Usage metrics underscore the growing demand: Hugging Face usage by Google Cloud customers has surged 10x over the past three years, translating to tens of petabytes of model downloads monthly and billions of requests. To address this scale, the companies are developing a CDN Gateway that will cache Hugging Face repositories directly on Google Cloud infrastructure, significantly reducing download times and enhancing model supply chain reliability.

Performance improvements extend across Google's compute offerings. Whether using Vertex AI, GKE, Cloud Run, or custom VM stacks in Compute Engine, users will benefit from accelerated time-to-first-token and streamlined model governance. The partnership will also bring Google Cloud's cost-performance advantages to Hugging Face Inference Endpoints, with plans for new instance types and price reductions.
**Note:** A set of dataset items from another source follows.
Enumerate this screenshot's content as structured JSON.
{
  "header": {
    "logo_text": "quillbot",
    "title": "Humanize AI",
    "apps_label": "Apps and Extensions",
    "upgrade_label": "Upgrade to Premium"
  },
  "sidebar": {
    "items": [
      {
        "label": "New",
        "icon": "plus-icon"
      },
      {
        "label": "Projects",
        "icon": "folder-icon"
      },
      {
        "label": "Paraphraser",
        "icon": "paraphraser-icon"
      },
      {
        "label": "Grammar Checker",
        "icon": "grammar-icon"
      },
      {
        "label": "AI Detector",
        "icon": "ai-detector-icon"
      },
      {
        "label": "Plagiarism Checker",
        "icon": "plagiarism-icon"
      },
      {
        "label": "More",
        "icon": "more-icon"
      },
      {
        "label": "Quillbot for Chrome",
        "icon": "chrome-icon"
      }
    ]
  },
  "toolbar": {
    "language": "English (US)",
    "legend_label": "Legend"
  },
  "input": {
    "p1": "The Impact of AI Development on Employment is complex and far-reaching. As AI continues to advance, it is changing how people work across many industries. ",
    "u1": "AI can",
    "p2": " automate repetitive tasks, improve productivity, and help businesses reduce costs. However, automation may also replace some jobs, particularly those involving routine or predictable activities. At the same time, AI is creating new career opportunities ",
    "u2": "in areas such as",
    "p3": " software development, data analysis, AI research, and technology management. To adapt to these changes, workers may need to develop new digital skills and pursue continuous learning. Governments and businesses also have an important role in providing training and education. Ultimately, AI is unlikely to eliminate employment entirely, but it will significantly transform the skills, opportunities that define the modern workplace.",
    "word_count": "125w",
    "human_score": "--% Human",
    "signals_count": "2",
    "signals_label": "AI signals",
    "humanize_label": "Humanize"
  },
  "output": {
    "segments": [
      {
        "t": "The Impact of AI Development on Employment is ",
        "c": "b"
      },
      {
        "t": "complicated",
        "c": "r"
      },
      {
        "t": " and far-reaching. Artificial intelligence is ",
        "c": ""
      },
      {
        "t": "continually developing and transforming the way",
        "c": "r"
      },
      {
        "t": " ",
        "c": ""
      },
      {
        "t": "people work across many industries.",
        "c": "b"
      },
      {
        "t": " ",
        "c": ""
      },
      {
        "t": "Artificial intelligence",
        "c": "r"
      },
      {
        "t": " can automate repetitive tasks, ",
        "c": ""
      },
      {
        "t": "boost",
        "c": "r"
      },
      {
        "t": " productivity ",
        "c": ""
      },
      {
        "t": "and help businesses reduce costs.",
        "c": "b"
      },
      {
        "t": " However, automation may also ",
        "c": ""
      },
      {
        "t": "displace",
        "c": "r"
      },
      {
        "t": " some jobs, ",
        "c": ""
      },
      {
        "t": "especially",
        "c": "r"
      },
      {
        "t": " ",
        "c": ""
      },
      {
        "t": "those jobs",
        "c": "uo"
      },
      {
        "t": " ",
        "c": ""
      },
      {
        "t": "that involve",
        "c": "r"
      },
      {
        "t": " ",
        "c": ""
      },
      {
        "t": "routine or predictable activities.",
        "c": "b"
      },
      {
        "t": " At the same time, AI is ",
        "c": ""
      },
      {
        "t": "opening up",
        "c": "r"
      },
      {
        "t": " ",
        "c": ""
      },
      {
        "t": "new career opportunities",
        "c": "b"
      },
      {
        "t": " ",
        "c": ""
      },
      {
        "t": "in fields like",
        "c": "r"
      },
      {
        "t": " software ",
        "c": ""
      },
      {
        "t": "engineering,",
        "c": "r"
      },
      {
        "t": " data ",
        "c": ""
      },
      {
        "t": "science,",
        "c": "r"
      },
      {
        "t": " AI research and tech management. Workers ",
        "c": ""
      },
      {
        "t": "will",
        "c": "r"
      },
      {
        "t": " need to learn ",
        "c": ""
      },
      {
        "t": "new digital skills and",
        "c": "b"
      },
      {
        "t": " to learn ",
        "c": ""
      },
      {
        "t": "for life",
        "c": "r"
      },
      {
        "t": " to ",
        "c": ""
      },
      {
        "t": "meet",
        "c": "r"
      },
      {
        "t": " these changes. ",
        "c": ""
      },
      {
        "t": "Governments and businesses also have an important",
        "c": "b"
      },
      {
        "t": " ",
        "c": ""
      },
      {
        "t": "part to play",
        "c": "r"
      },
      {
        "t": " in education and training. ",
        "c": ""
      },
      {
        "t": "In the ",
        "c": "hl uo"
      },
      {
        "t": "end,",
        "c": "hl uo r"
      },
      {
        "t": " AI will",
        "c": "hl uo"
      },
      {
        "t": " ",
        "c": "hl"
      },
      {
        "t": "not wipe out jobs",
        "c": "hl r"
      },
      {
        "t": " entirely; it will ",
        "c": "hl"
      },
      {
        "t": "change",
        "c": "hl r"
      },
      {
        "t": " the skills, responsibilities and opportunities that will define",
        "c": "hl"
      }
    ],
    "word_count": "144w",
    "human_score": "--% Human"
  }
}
Hardware optimization forms another pillar of the collaboration. The companies aim to make Google's TPU accelerators as accessible as GPUs for Hugging Face models through native library support, leveraging seventh-generation TPUs that continue to advance in performance and software maturity.

Security receives substantial focus in the expanded partnership. Hugging Face will integrate Google's Threat Intelligence and Mandiant capabilities to enhance security for the millions of models, datasets, and Spaces on the Hugging Face Hub. This joint effort aims to provide robust protection for daily AI development workflows.

The partnership represents a shared commitment to an open AI future where organizations can build custom AI solutions within their own secure infrastructure while maintaining full control. As both companies deepen their technical integration, they invite community feedback on additional features and improvements to further accelerate AI development.